After the story, the real meat and potatoes of Destiny 2 opens. Players could pit themselves against other players in the Crucible or team up to take on harder foes in Strikes, Nightfalls, and Raids. This is where Destiny 2 could make or break if players love or hate the game. Everything is, from this point forward, repeated over and over to get better and better loot. Replaying content rarely feels tiring or boring since Destiny 2 has multiple interactions between characters for each strike, or different players could offer different strategies for overcoming challenges. The faster players can clear certain content gives a strong sense of progression. Harder content means you, as a player, are getting stronger and more skilled. Destiny 2 creates a cycle that encourages players to constantly be doing something, and anything that the player does is rewarding one way or another.

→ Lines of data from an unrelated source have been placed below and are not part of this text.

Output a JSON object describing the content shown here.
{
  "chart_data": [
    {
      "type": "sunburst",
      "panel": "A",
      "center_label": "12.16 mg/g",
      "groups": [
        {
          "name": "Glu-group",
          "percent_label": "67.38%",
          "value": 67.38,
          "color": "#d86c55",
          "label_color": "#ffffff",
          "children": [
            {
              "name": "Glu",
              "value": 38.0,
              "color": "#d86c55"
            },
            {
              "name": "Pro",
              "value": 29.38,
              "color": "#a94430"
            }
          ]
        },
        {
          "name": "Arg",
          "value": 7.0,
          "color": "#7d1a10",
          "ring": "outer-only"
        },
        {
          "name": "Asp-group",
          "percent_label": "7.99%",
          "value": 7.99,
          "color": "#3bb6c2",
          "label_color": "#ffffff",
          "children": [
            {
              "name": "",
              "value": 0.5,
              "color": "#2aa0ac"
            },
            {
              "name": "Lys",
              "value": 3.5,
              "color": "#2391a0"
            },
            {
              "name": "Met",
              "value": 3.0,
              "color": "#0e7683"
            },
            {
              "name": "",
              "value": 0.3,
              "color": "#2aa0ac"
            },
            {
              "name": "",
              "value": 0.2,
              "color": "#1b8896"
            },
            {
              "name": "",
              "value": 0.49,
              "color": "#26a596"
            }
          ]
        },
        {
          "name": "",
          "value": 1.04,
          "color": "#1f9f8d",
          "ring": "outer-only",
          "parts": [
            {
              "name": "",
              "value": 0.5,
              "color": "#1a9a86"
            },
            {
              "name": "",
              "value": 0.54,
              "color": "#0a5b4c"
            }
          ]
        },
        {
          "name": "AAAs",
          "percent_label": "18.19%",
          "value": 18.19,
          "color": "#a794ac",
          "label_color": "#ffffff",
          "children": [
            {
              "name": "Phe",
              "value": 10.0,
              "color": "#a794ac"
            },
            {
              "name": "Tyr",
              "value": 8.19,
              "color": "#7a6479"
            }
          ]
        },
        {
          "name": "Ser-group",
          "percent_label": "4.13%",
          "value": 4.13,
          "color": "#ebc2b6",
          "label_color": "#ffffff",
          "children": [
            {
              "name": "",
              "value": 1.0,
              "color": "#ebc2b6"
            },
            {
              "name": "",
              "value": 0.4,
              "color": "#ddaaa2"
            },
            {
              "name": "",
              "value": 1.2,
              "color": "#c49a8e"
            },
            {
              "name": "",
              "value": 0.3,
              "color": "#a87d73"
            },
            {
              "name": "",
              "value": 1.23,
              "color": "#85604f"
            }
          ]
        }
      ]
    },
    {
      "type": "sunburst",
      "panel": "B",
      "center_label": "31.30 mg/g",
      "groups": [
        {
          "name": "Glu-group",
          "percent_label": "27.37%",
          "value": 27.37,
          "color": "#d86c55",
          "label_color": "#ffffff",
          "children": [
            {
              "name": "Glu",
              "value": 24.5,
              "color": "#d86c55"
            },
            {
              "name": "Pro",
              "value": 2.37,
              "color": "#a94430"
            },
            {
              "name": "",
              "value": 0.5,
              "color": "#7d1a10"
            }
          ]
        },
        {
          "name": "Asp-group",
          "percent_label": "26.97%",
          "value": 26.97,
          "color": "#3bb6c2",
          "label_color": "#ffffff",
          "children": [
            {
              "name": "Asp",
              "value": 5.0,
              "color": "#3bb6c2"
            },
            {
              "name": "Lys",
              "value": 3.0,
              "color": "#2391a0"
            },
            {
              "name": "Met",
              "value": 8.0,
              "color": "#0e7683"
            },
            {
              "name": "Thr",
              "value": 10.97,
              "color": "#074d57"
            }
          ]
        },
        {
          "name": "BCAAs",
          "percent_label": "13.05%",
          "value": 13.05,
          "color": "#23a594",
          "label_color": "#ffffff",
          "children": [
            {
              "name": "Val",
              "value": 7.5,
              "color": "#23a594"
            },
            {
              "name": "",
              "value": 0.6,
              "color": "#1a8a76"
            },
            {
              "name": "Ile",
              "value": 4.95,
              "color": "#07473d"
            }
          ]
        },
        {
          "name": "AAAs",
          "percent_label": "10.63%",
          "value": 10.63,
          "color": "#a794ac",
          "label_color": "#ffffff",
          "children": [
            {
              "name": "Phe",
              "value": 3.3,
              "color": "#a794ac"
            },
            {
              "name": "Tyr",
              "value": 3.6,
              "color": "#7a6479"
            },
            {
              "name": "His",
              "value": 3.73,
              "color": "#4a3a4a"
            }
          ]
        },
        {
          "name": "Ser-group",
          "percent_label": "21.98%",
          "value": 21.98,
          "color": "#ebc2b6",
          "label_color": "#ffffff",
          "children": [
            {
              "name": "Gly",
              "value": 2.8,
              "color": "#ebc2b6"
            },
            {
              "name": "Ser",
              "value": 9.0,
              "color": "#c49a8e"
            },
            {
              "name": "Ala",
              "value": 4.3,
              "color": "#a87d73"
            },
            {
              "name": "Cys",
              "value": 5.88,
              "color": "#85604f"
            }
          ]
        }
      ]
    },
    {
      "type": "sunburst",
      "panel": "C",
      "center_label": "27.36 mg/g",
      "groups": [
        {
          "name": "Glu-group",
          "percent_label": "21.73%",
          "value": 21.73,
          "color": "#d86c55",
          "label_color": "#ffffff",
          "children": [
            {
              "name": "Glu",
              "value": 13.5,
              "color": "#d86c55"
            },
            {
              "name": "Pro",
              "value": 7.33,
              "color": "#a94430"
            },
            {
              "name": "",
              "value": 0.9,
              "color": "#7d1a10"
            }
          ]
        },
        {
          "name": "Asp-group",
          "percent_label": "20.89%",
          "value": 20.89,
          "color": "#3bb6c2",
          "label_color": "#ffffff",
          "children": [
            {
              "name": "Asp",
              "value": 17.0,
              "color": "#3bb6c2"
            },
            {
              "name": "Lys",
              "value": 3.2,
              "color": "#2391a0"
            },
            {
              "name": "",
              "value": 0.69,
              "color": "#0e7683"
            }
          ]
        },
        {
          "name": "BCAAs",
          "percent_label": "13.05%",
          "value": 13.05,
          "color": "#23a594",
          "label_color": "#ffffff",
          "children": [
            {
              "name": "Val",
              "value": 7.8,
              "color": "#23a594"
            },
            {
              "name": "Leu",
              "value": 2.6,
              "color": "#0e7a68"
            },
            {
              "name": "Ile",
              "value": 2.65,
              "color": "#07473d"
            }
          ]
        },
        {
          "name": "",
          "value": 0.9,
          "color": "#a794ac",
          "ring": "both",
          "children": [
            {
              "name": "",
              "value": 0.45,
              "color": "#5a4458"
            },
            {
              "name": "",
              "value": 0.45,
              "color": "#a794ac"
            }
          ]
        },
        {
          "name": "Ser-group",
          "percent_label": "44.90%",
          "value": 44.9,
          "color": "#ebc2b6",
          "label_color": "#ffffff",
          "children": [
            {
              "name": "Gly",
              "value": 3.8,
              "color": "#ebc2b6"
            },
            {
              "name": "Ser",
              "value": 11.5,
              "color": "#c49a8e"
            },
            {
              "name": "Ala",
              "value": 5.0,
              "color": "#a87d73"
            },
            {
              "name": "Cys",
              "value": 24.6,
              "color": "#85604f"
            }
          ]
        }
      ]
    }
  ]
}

Destiny 2 also changed the UI up, particularly in the pause menu and directory. Everything has been streamlined and is easier to use and understand. Quests aren’t a separate section anymore and have very easy to follow instructions and parameters. Each planet or patrol zone has a map that players can access and follow at any time. The equipment screen has been simplified and made easier to understand. Players can jump between planets in mere seconds to reach a public event on Earth, then jump to an adventure on Io, one of Jupiter’s moons. The revamped menus give players the power to easily plan and make the most out of their play time.
The new raid isn’t out yet, but from what I’ve sunken into Destiny 2 and how it feels to play, Destiny 2 is something players shouldn’t miss out on. It’s a beefy FPS that rewards players for doing absolutely anything in the game. The characters are honest and funny. The story isn’t half bad and the gameplay is superb. There is something here for everyone. This is the sequel that players have been waiting for.
Destiny 2 is available now on PlayStation 4 and Xbox One. A PC version is slated for an October 24th release. This review is based on a PS4 copy paid for by the writer.